Makrofajlar ve mast hücreleri dokularda (yerleşik hücreler) sürekli olarak bulunur. Diğer inflamatuar hücreler, inflamatuar bölgeye dışarıdan (göçmen hücreler) nüfuz eder. Bunlar arasında polimorfonükleer nötrofiller, eozinofiller ve lenfositler bulunur.

Nötrofiller. Bu hücrelerin ana işlevi fagositozdur. Kemik iliğinden kana karışırlar, damarlardan göç ederler ve iltihaplı dokuda büyük miktarlarda birikirler. Hem aktif üremeleri, göçleri hem de fagositozları biyolojik olarak aktif maddelerin (doku, sistemik, organizma) düzenleyici etkisine tabidir.

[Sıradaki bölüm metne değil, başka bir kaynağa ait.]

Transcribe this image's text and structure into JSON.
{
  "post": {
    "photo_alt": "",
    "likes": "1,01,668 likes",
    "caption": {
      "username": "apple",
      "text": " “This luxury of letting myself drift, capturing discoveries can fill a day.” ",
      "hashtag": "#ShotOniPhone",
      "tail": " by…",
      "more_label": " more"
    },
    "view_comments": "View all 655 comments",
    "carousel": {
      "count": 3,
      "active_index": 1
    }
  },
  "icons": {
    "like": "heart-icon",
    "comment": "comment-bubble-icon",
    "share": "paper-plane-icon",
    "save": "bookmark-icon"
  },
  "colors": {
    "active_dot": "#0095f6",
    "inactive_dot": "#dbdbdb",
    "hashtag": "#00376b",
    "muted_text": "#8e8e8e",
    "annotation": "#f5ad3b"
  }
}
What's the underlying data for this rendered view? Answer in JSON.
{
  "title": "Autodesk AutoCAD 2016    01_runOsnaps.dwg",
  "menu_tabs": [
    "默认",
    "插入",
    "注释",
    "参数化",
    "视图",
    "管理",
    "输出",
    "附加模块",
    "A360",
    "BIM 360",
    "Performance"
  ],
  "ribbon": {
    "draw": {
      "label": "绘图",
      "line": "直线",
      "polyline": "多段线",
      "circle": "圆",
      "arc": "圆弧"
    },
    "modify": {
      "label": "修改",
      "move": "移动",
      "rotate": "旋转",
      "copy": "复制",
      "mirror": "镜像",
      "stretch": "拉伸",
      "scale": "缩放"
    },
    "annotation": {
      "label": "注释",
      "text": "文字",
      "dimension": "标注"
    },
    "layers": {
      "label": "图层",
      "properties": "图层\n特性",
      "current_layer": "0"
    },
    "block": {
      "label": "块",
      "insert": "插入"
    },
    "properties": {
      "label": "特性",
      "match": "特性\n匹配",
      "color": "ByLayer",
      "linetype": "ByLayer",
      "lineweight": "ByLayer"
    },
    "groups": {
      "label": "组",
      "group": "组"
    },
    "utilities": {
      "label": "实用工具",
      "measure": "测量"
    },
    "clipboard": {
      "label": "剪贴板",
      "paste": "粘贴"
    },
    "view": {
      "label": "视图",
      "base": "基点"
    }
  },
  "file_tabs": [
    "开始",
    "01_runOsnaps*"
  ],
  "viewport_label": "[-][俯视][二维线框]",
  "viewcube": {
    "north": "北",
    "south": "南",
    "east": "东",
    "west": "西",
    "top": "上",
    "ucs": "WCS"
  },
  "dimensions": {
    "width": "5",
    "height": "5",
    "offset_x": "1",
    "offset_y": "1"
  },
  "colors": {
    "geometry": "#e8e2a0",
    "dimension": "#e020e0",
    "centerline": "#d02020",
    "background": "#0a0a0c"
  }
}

Bununla birlikte, etkileri yalnızca hücrelerin bir inflamatuar aracıyla spesifik olarak reaksiyona giren reseptörlere sahip olması durumunda ortaya çıkar: histamin, adrenalin, glukokortikoidler, gama globülinler, vb.

Nötrofillerin sitoplazmasında iki tür granül vardır: birincil azurofilik (daha büyük) - sıradan lizozomlar, ikincil veya spesifik granüller daha küçüktür ve en önemlisi farklı bir enzimatik ve enzimatik olmayan madde seti içerirler. Birincil granüller asit hidrolazların yanı sıra lizozim, miyeloperoksidaz ve katyonik proteinleri içerir. İkincil granüller spesifiktir; içermek alkalin fosfataz, laktoferrin ve lizozim. Bütün bunlar nötrofillerin iltihaplanmadaki rolünü anlamak için önemlidir (aşağıya bakınız).

Trombositler. Trombositlerin (kan trombositlerinin) iltihaplanmadaki rolü esas olarak mikro dolaşımla yakından ilişkili olmasıdır. Bunlar muhtemelen iltihaplanmanın en kalıcı ve en evrensel katılımcılarıdır. Damar geçirgenliğini, kontraktilitesini, hücre büyümesini ve çoğalmasını ve en önemlisi kanın pıhtılaşmasını etkileyen maddeler içerirler.

Lenfositler. Bu hücreler herhangi bir iltihaplanmada, özellikle de bağışıklık iltihabında rol oynar.

Fibroblastlar. Fibroblastların etkisi, sürecin son aşamasında, iltihap bölgesindeki bu hücrelerin sayısının artması ve içlerindeki kolajen ve glikozaminoglikanların sentezinin yeniden canlanmasıyla ortaya çıkar.

    İltihaplanma bölgesindeki mikrodolaşım bozukluklarının özellikleri, ortaya çıkma nedenleri. Eksüdasyon, gelişme mekanizmaları. Enflamasyondaki rolü. Enflamasyonun eksüda türüne göre sınıflandırılması.



Bir hata bulursanız lütfen bir metin parçası seçin ve Ctrl+Enter tuşlarına basın.